では、通算9作目であり2020年代初のアルバムとなる今作『Will Of The People』はいったいどうなっているのか。簡単に言えば、商業的には成功しながらも大きなシフトチェンジが物議を醸した『Simulation Theory』をリセットし、〈ロックなミューズ〉が再び戻ってきた作品だと言えよう。そういう意味では『Absolution』や『Drones』期を思い起こさせつつ、単なるある時期への回帰的な印象はまったくない。これまでにさまざまな音楽性を打ち出し培ってきた幅広い感覚があってこその多彩な作品なのだ。さらに、ここにきてバンドとしての体幹をさらに鍛え直したかのような圧倒的にフレッシュな強度を誇っている。

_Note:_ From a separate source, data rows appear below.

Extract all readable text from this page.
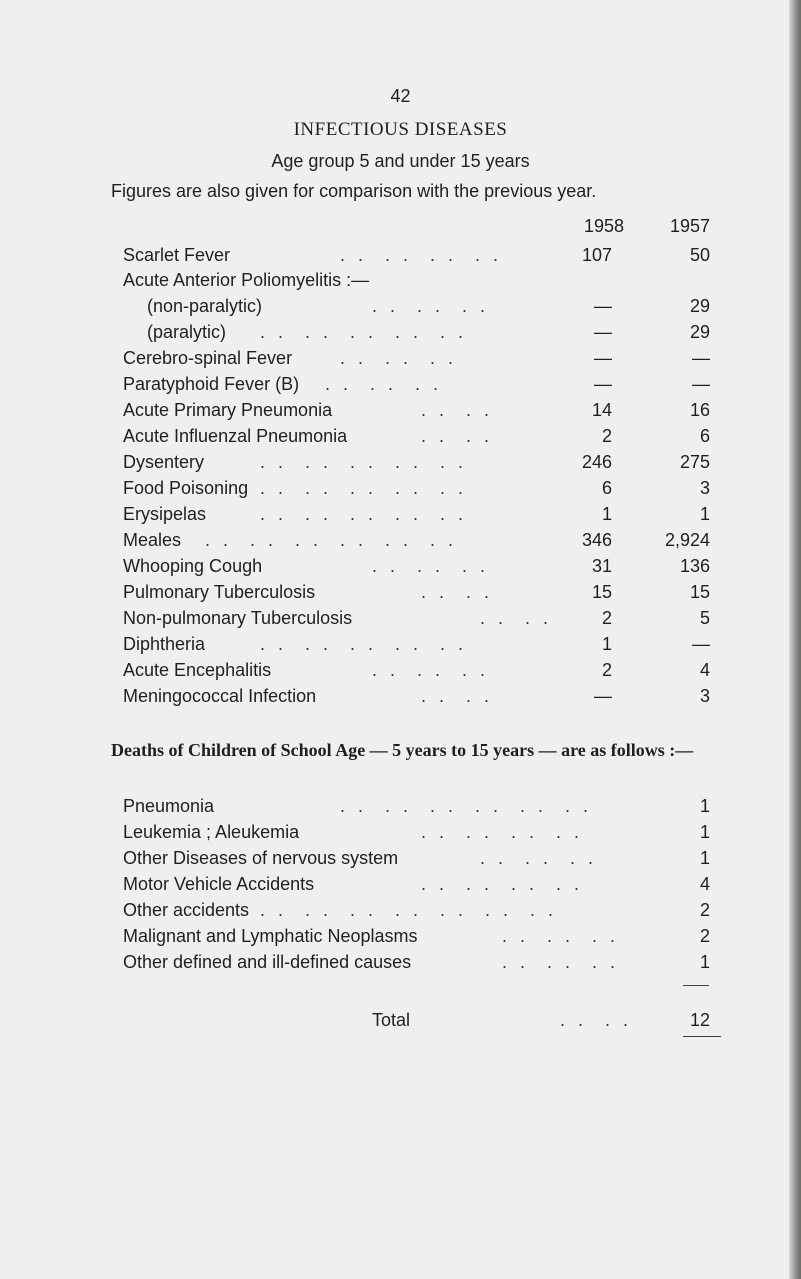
42
INFECTIOUS DISEASES
Age group 5 and under 15 years
Figures are also given for comparison with the previous year.
1958	1957
Scarlet Fever	. .  . .  . .  . .	107	50
Acute Anterior Poliomyelitis :—
(non-paralytic)	. .  . .  . .	—	29
(paralytic) . .  . .  . .  . .  . .	—	29
Cerebro-spinal Fever	. .  . .  . .	—	—
Paratyphoid Fever (B) . .  . .  . .	—	—
Acute Primary Pneumonia	. .  . .	14	16
Acute Influenzal Pneumonia	. .  . .	2	6
Dysentery	. .  . .  . .  . .  . .	246	275
Food Poisoning . .  . .  . .  . .  . .	6	3
Erysipelas	. .  . .  . .  . .  . .	1	1
Meales . .  . .  . .  . .  . .  . .	346	2,924
Whooping Cough	. .  . .  . .	31	136
Pulmonary Tuberculosis	. .  . .	15	15
Non-pulmonary Tuberculosis	. .  . .	2	5
Diphtheria	. .  . .  . .  . .  . .	1	—
Acute Encephalitis	. .  . .  . .	2	4
Meningococcal Infection	. .  . .	—	3
Deaths of Children of School Age — 5 years to 15 years — are as follows :—
Pneumonia	. .  . .  . .  . .  . .  . .	1
Leukemia ; Aleukemia	. .  . .  . .  . .	1
Other Diseases of nervous system	. .  . .  . .	1
Motor Vehicle Accidents	. .  . .  . .  . .	4
Other accidents . .  . .  . .  . .  . .  . .  . .	2
Malignant and Lymphatic Neoplasms	. .  . .  . .	2
Other defined and ill-defined causes	. .  . .  . .	1
Total	. .  . .	12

冒頭曲“Will Of The People”は『Drones』の“Psycho”を思わせるグラマラスなハードロックでありながら、若返りを感じる陽のエネルギーに溢れたエンパワーメントソング。

『Will Of The People』収録曲“Will Of The People”

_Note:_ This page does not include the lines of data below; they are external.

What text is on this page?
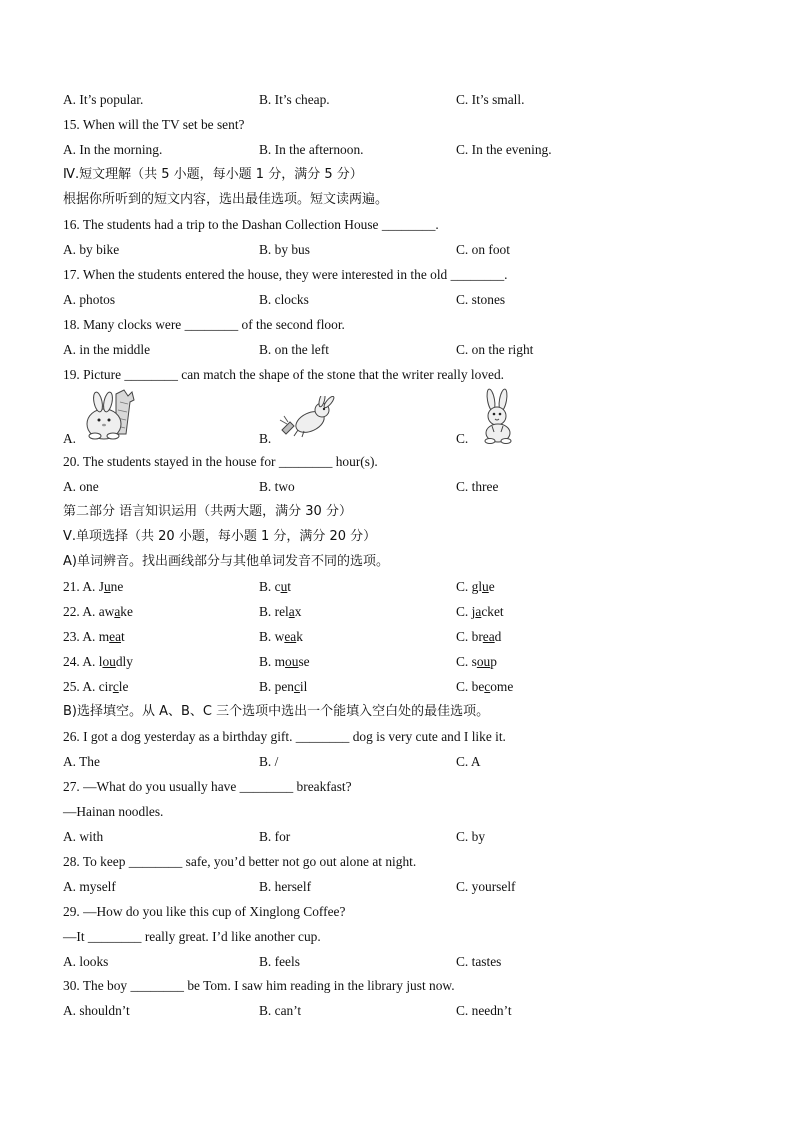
A. It’s popular.	B. It’s cheap.	C. It’s small.
15. When will the TV set be sent?
A. In the morning.	B. In the afternoon.	C. In the evening.
Ⅳ.短文理解（共 5 小题，每小题 1 分，满分 5 分）
根据你所听到的短文内容，选出最佳选项。短文读两遍。
16. The students had a trip to the Dashan Collection House ________.
A. by bike	B. by bus	C. on foot
17. When the students entered the house, they were interested in the old ________.
A. photos	B. clocks	C. stones
18. Many clocks were ________ of the second floor.
A. in the middle	B. on the left	C. on the right
19. Picture ________ can match the shape of the stone that the writer really loved.
A.	B.	C.
20. The students stayed in the house for ________ hour(s).
A. one	B. two	C. three
第二部分 语言知识运用（共两大题，满分 30 分）
Ⅴ.单项选择（共 20 小题，每小题 1 分，满分 20 分）
A)单词辨音。找出画线部分与其他单词发音不同的选项。
21. A. June	B. cut	C. glue
22. A. awake	B. relax	C. jacket
23. A. meat	B. weak	C. bread
24. A. loudly	B. mouse	C. soup
25. A. circle	B. pencil	C. become
B)选择填空。从 A、B、C 三个选项中选出一个能填入空白处的最佳选项。
26. I got a dog yesterday as a birthday gift. ________ dog is very cute and I like it.
A. The	B. /	C. A
27. —What do you usually have ________ breakfast?
—Hainan noodles.
A. with	B. for	C. by
28. To keep ________ safe, you’d better not go out alone at night.
A. myself	B. herself	C. yourself
29. —How do you like this cup of Xinglong Coffee?
—It ________ really great. I’d like another cup.
A. looks	B. feels	C. tastes
30. The boy ________ be Tom. I saw him reading in the library just now.
A. shouldn’t	B. can’t	C. needn’t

“Liberation”はさんざん引き合いに出されてきたクイーンを、これまでのキャリアのなかでもかなりダイレクトにオマージュしている。

『Will Of The People』収録曲“Liberation”

フロントマンのマシュー・ベラミーが「ミューズ史上もっともヘビーな曲」だと言う“Kill Or Be Killed”は、ストレートなニューメタルサウンドあり、ミューズらしいエモーショナルなメロディーあり、さらに怒号のようなシャウトに官能的なギターソロまで飛び出す曲。

『Will Of The People』収録曲“Kill Or Be Killed”

ミューズ流超攻撃的プログレッシブメタルコアとでも呼びたくなる“Won’t Stand Down”と併せて、彼らが向き合ってきたヘビーロックの粋を思いっ切り極めにかかっている。

『Will Of The People』収録曲“Won’t Stand Down”

さらに80年代の情景が浮かぶエレクトロポップにロックのパワーを注入した“Compliance”や“You Make Me Feel Like It’s Halloween”など、まるでシングル集のような明快さとバラエティーに富んだラインナップだ。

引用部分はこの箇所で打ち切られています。